According to her lecture, Denise reports that English is currently the most verbose language with close to two million words.  She says that German is the next closest with 200,000.  That is an incredible amount of sounds and words to learn and use correctly.  And the amount of order and consistency that is present in our language is something to be proud of, instead of embarrassed when a true exception to a rule is found.  Many commonly thought exceptions are actually just misunderstood and overlooked rules that we do not bother to teach or learn.

If you do nothing else besides reading this post, I urge you to take the time to go and listen to the two seminar lectures by Denise Eide, linked in the above paragraph.  I cannot help but think it will change the way you think about the orderliness of English as you use letters and words each day.

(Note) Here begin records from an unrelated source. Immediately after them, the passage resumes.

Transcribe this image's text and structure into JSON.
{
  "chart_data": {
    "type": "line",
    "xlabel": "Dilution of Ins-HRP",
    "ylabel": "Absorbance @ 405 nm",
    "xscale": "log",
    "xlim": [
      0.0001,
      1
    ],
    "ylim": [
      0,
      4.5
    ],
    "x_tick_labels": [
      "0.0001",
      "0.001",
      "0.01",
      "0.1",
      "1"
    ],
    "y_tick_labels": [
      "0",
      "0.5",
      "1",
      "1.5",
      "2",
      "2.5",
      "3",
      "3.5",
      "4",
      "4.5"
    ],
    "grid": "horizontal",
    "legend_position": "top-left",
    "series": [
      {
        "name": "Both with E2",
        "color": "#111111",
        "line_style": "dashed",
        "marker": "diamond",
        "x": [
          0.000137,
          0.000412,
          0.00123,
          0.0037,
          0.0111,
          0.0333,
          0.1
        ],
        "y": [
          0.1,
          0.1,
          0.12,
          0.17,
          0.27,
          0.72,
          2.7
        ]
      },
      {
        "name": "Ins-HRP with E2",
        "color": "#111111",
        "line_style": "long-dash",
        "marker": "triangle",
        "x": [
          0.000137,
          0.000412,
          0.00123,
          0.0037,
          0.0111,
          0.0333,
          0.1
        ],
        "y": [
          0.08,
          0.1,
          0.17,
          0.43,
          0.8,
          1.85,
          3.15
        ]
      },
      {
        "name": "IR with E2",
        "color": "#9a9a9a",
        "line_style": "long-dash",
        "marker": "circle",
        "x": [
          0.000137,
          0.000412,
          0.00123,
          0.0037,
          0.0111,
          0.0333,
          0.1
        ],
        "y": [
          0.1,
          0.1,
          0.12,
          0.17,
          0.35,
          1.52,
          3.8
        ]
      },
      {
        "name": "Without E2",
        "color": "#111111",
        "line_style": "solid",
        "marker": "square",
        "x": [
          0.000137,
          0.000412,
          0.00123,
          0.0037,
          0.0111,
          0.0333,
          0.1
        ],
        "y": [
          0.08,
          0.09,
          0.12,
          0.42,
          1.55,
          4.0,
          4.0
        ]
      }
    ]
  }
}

I cannot truly express the excitement that reading and listening to this material has given me for understanding and teaching correct English to myself and my children. There is much more I could say about this and those of you who have talked to me recently about this know I'm hard to shut up. Oh dear. Please feel free to share your thoughts as you read and research for your own particular needs or interests. Then we can be excited together! *

Here is a current list of resources I have used and would recommend for Reading, Spelling and Grammar:
The Ordinary Parent's Guide to Teaching Reading
First Language Lessons
All About Spelling
The Sentence Family, previously written about here.

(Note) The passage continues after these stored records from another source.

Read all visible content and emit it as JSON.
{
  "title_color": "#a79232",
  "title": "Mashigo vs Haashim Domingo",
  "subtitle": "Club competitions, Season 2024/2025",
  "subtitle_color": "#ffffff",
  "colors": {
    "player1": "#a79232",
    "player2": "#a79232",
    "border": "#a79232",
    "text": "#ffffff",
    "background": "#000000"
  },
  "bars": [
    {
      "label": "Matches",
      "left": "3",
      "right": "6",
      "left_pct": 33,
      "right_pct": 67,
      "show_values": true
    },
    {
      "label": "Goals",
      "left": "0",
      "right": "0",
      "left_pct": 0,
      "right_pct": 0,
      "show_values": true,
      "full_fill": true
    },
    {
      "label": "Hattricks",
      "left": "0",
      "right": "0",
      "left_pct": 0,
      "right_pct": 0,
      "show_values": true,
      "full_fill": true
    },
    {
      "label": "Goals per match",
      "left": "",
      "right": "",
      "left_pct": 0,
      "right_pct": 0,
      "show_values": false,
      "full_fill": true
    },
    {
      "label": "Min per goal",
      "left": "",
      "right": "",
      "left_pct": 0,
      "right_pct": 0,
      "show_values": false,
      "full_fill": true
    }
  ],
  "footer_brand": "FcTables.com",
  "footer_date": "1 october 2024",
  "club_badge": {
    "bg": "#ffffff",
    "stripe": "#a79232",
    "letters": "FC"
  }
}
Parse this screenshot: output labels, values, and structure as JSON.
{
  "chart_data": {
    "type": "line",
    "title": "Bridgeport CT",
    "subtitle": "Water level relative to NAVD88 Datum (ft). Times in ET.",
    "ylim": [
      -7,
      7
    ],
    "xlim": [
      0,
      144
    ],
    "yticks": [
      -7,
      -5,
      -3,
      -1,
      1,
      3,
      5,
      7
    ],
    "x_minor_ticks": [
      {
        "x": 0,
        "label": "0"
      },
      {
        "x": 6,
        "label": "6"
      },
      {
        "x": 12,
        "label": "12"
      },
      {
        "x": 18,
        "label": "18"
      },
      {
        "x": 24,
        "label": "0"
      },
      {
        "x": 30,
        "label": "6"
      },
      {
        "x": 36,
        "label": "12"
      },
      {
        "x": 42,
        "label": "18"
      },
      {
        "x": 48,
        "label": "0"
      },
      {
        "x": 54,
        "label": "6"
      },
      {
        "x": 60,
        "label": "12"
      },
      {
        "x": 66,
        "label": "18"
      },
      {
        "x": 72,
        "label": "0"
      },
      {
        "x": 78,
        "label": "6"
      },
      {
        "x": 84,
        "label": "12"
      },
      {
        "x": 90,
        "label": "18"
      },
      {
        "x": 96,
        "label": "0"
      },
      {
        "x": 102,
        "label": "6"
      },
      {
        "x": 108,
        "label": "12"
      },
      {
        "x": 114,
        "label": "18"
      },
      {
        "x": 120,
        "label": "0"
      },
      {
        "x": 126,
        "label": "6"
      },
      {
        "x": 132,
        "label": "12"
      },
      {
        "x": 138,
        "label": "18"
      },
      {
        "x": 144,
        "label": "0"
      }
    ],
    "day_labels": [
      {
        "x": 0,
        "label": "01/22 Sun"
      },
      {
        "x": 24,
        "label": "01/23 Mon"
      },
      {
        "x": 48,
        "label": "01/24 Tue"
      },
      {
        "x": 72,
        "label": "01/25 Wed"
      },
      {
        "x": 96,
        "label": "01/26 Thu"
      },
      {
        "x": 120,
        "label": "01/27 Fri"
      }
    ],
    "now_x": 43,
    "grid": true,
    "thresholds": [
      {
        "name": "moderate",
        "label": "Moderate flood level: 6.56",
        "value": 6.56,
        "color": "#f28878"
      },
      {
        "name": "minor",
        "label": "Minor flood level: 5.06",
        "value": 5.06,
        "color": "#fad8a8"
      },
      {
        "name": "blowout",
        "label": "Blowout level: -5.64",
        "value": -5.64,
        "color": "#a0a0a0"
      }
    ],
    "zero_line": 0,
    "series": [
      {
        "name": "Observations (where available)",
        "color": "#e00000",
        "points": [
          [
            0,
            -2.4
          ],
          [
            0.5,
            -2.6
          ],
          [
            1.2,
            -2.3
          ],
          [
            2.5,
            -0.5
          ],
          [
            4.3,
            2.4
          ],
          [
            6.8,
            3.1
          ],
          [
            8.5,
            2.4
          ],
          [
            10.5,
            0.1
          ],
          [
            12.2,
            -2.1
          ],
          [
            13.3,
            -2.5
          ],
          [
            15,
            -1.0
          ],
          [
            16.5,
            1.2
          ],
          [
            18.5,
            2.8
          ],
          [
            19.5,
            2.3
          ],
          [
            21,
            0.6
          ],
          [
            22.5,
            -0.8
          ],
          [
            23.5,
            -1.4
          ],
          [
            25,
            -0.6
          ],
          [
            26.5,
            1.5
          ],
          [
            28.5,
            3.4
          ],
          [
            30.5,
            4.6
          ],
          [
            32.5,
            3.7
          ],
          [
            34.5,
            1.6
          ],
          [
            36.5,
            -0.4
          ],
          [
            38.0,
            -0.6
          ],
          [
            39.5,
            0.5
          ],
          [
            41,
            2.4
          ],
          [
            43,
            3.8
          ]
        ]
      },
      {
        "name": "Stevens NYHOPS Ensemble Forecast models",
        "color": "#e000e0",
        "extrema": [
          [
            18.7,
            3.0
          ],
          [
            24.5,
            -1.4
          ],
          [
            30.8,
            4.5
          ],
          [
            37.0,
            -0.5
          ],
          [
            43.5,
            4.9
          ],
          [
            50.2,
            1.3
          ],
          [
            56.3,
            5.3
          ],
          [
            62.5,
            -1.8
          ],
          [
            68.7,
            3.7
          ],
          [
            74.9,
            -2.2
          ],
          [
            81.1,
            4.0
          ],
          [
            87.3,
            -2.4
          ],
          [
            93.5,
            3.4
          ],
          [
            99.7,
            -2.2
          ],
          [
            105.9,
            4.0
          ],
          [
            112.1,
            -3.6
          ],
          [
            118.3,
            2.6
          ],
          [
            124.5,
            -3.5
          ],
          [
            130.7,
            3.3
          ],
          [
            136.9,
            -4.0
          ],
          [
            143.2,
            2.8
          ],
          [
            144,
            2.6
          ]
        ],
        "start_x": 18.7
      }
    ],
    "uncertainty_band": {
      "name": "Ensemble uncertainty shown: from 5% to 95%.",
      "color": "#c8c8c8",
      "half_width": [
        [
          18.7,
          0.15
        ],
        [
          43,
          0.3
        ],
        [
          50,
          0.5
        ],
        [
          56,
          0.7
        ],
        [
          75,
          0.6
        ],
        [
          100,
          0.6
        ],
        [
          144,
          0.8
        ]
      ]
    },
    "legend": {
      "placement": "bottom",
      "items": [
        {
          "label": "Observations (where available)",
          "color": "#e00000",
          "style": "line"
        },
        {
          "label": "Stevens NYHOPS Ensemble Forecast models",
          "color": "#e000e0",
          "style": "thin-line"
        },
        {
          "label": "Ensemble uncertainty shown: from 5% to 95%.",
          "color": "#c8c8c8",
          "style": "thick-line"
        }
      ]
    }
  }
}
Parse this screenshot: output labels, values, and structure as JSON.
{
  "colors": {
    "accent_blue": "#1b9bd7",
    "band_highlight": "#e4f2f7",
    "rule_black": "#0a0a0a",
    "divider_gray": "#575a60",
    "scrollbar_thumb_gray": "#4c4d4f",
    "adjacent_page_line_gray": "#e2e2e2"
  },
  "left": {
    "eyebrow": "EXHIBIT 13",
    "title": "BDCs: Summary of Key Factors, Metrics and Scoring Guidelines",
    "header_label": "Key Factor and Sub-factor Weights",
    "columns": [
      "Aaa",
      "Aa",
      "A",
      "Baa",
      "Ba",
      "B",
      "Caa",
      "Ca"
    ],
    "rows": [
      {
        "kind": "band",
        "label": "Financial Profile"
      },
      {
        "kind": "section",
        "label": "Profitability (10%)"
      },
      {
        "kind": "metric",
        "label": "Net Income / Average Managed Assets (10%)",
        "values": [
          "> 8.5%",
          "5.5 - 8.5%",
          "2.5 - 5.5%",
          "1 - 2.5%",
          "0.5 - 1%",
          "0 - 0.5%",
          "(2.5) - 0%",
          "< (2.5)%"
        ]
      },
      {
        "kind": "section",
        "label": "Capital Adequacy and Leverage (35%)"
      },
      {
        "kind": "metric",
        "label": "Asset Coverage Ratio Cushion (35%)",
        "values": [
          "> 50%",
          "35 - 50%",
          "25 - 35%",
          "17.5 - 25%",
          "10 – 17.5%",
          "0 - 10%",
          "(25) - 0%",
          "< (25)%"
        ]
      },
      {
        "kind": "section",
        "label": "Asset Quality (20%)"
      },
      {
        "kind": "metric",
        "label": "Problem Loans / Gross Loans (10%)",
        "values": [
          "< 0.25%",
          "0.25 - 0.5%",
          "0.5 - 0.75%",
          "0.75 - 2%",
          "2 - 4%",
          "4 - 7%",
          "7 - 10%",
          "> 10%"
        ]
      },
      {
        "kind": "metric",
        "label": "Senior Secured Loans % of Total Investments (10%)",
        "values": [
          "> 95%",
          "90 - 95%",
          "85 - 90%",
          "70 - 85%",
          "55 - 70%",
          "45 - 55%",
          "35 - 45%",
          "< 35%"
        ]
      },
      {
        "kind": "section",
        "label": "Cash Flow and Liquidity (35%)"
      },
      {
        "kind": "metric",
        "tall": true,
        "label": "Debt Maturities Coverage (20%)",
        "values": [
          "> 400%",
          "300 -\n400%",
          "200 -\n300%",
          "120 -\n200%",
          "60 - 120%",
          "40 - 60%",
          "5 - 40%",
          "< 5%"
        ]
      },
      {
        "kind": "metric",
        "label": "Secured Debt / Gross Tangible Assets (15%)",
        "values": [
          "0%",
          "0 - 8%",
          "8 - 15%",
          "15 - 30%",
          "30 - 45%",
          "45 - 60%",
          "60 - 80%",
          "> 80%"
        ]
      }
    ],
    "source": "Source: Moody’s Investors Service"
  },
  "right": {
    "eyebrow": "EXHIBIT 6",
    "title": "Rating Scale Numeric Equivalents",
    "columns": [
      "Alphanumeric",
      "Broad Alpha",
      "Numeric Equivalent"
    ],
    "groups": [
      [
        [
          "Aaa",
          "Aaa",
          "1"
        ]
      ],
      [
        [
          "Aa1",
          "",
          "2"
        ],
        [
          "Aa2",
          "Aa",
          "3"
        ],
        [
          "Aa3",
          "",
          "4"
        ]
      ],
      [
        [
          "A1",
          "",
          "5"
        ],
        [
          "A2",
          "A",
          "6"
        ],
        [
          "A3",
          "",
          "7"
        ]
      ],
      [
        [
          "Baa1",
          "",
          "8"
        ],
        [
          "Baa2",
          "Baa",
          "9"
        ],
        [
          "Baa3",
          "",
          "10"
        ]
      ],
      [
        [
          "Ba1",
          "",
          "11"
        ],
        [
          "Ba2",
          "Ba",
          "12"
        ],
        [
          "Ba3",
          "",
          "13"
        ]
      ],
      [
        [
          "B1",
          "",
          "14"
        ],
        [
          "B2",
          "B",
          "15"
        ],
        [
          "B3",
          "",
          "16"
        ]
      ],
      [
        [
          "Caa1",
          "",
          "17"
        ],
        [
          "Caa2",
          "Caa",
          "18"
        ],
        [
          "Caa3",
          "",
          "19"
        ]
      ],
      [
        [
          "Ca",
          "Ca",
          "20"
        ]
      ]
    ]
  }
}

This is what I have used for Writing beginning this year:
Writing With Ease
And this is what I am considering using for Reading/Phonics for the girls:
All About Reading

*(And on that note, I'll mention here that I'm trying to wean myself off of using the smilely face to convey a happy or humorous tone when I'm posting on here. I have yet to find one by any of the authors' whose books I read, so I know I must do better to communicate that lightheartedness in words without resorting to an emoticon. But it is so very tempting. See, like one for right here. Gah!)

And for a little humor, here are two scenes from My Fair Lady.


  1. I am excited that you are excited!

    I have my copy of Eide's book sitting on my shelf, and I can't wait to crack it. SO glad this helped you. I feel like teaching reading to every little kid I see right now! :)

  2. Yes, Brandy! I know the excitement of wanting to help everyone read well! Thanks for stopping by and I look forward to your thoughts, although they may be different than mine. We'll see!